Kenyan police have arrested eight female students on suspicion of arson following a fire that destroyed a dormitory at a boarding school, killing 16 children and injuring at least 79 others, raising serious questions about institutional oversight and safety compliance at government-managed facilities.
Police held 30 students overnight for questioning at the Utumishi Girls School, located about 120 kilometers (75 miles) from the capital, Nairobi. The school is managed and sponsored by the police, and many of the students are daughters of police officers. The motive for the suspected arson remains unknown.

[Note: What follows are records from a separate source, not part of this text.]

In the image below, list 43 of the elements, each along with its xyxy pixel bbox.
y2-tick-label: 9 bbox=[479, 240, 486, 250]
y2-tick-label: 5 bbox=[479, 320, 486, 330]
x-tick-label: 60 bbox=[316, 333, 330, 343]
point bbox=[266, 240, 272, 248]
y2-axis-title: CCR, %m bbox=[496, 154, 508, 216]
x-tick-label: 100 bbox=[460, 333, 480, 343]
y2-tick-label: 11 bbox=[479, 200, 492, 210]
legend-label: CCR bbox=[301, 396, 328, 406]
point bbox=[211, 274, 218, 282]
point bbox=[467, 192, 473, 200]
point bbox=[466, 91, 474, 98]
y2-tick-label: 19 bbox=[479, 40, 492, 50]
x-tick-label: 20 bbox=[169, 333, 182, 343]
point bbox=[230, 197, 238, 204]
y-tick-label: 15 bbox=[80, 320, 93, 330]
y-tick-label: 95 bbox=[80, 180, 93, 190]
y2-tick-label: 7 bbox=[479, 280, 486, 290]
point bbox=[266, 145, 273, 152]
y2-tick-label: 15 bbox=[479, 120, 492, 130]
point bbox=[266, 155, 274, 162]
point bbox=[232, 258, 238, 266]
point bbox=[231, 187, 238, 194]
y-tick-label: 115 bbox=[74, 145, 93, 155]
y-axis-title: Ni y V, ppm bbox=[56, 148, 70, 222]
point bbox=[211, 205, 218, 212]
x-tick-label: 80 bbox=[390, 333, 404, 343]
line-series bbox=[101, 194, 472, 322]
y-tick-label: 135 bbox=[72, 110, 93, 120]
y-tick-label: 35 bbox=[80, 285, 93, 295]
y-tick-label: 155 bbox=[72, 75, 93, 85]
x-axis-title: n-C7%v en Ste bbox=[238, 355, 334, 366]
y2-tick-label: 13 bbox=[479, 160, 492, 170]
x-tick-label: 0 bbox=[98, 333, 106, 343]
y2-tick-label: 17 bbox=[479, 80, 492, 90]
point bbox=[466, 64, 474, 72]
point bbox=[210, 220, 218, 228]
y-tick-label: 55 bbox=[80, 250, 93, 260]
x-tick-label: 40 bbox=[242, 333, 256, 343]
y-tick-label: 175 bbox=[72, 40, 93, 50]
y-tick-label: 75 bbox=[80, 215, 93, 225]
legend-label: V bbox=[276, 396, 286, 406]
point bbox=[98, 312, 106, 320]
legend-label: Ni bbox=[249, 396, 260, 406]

Safety Violations and Administrative Failures
Authorities said school administrators would face disciplinary action for safety violations after an exit door was found to be locked during the panicked rush to escape the building. Education Minister Julius Ogamba announced that the school's board of management had been dissolved and the principal would face disciplinary action for failing to comply with safety regulations.
"In particular, there was congestion in the dormitory and one exit door was locked, contrary to the prescribed safety requirements," Ogamba said. The minister also revealed that two teachers were aware that students were planning something but failed to take appropriate action, without elaborating.
Parents Demand Answers
A full day after the blaze, some parents said they had still not been told whether their children were under arrest or just being questioned. "We have not even been told about the eight that police have arrested," a parent, who spoke on condition of anonymity because of fear that her daughter could be victimized, told The Associated Press. "We are just here and no one is giving us any information."
At a hospital morgue some 28 kilometers (18 miles) from the school, other parents awaited DNA tests to identify their children. A distraught father, John Muiruri, said they were being given conflicting information about the location of the bodies. "They have just been doing some sideshows, trying to prevent us from knowing the truth, but the reality we have come to know is that we have lost our children," he said. "What we want to know is where are the remains of our daughters."
Investigation Underway
"Investigators have conducted extensive interviews with students, teaching staff and other witnesses, while forensic teams carry out a detailed review of available CCTV footage," John Marete, a spokesman for the investigative arm of the national police, said in a statement.
Fires at schools have long been a cause of concern for education officials in East Africa, where classrooms and dormitories are often crowded and firefighting equipment is rarely within reach. Fires are sometimes attributed to electrical faults but there have also been cases of students burning down schools because of disciplinary issues.
Why This Matters:
This tragedy exposes critical failures in institutional accountability at a government-managed facility. The locked exit door and dormitory overcrowding represent clear violations of basic safety standards that should have been enforced by administrators. The dissolution of the school's board and pending disciplinary action against the principal underscore the consequences of regulatory non-compliance. The fact that teachers allegedly knew of student plans but failed to act raises questions about institutional culture and the effectiveness of oversight mechanisms. For parents of police officers who entrusted their daughters to a police-sponsored institution, the lack of transparent communication compounds the tragedy. The broader pattern of school fires across East Africa suggests systemic infrastructure and safety challenges that require sustained attention to prevent future loss of life.